The little black boy wearing a white T-shirt and black face mask stood out from the adults in the photo accompanying a front-page story in The New York Times about the George Floyd protests spreading across America. The sign he held stopped me in mid-thought, like the National Guardsman who handcuffed CNN reporter Omar Jimenez the other day in the middle of his live broadcast on the protests in Minneapolis.
The sign said, “WE DIDN’T COME THIS FAR ONLY TO COME THIS FAR.”
As a 68-year-old white boomer, I was under the impression that America has indeed come a long, long way since my childhood in the 1950s. The America I grew up in was a land of virtual apartheid. African-American people kept to themselves in segregated communities and congregated together in school, kept in their isolation and second-class conditions by a stubborn and deep-seated social bias from which escape was, and unfortunately has continued to be, more difficult for blacks to achieve than other minorities who have experienced discrimination.
By the 1960s, black resentment exploded, igniting riots in the streets whose consequences in destruction, injury and death also contributed to the advance of the civil rights movement, affirmative action laws, and a sea change of improvements in the lives of black people in America that, tragically, in the harsh light of the coronavirus pandemic and police murder of George Floyd, seem all too superficial.
Former U.S. Vice President Walter Mondale, 92, a resident of Minneapolis and a longtime civil rights proponent, just lamented that “I worked really hard on that issue for 40 years, and here we are. About where we started, I guess.”
Sadly, that seems about right to me. My wife and I sat down to dinner last night, watching our president on TV, ordering the aggressive disbursement of peaceful demonstrators outside the White House so that he could walk over to a church and wave around a Bible. We woke this morning to see the windows of banks and businesses below us in Manhattan boarded up for protection. Although most of the demonstrations here have been peaceful, the mayor has imposed a citywide curfew that begins at 8:00 p.m. – just an hour after the daily ritual of New Yorkers cheering the efforts of pandemic healthcare professionals and other essential workers – and ends at 5:00 the next morning.
All that depressed my wife and me. But if we had to take sides in yet another of the innumerable issues that divide Americans these days – the question of whether to draw hope or concede hopelessness amid the dual pandemics of the coronavirus and endemic discrimination against black people by police and the larger social system of which they’re apart – we draw hope.
Why? The diversity in the race, ethnicity, and age of the crowds protesting in the streets of New York and other cities is more pronounced than I can ever remember. This is NOT the People versus O.J. Simpson. Nor is it Rodney King.
Then, there are the moving, heartfelt, and healing words offered by Joe Biden on TV this morning. Up until now, suffice it to say he hasn’t always been inspiring. That was not the case today when he captured with passion the prospect of his winning in November and putting together a team capable of delivering on his plans to improve policing, healthcare, and pay as they relate to the anger of African Americans and frustrations of most citizens.
“The history of this nation teaches us that it’s in some of our darkest moments of despair that we’ve made some of our greatest progress,” Biden said. He pledged to make a “down payment on what is long overdue and should come now.”
And he proposed plans to:
- Mobilize Congress, this month, to act on police reform measures, outlaw chokeholds, increase training and accountability, and change “use-of-force” standards.
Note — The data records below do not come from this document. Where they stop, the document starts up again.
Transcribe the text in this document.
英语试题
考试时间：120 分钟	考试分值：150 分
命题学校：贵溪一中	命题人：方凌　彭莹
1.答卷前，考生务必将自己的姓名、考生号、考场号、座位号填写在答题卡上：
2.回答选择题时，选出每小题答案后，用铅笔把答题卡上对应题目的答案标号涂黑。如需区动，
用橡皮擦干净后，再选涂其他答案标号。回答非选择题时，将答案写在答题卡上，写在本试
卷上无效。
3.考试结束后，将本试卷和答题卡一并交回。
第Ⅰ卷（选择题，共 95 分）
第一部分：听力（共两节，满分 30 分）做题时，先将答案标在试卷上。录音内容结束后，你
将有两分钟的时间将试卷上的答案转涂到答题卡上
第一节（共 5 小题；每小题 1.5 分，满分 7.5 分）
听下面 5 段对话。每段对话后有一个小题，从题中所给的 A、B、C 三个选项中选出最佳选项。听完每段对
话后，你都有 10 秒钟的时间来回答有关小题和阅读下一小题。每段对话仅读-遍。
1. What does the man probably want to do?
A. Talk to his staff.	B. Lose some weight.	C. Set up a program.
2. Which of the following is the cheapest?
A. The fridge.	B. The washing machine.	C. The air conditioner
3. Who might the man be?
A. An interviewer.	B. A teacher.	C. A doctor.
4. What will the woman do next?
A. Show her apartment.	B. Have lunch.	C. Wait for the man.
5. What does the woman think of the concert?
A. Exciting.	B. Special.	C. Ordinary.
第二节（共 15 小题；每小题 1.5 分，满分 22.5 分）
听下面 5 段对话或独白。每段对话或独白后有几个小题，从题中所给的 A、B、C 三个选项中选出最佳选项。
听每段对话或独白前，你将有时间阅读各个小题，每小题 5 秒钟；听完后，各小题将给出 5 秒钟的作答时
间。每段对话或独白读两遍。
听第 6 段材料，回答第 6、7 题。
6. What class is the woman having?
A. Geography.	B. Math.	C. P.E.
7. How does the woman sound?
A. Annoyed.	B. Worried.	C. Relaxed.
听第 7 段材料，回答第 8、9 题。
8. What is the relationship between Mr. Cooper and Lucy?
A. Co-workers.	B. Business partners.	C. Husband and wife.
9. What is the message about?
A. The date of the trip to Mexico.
- Rectify racial inequities in the allocation of COCID-19 recovery funds.
- Expand Obamacare.
- Raise pay for essential workers.
“I will be setting forth more of my agenda on economic justice and opportunity in the weeks and months ahead,” Biden said.
Yes, as the criticisms go, he may be past his “sell by” date, prone to gaffes, and weighted down by the exigencies of his generation of politicians. He came of age and earned his stripes when slopping in the mud with opponents anathema to his principles of social justice was a matter not of expedience, but of getting things done.
Now the circumstances are different. And despite all the things about him that make those of us who want to be excited about his candidacy cringe, those circumstances may finally have aligned with his strengths, his identity and his destiny as our best hope to restore our country and its hard-won democracy. He’s not the Comeback Kid; he’s the Last Chance Kid, and I hope with everything in me his time has come.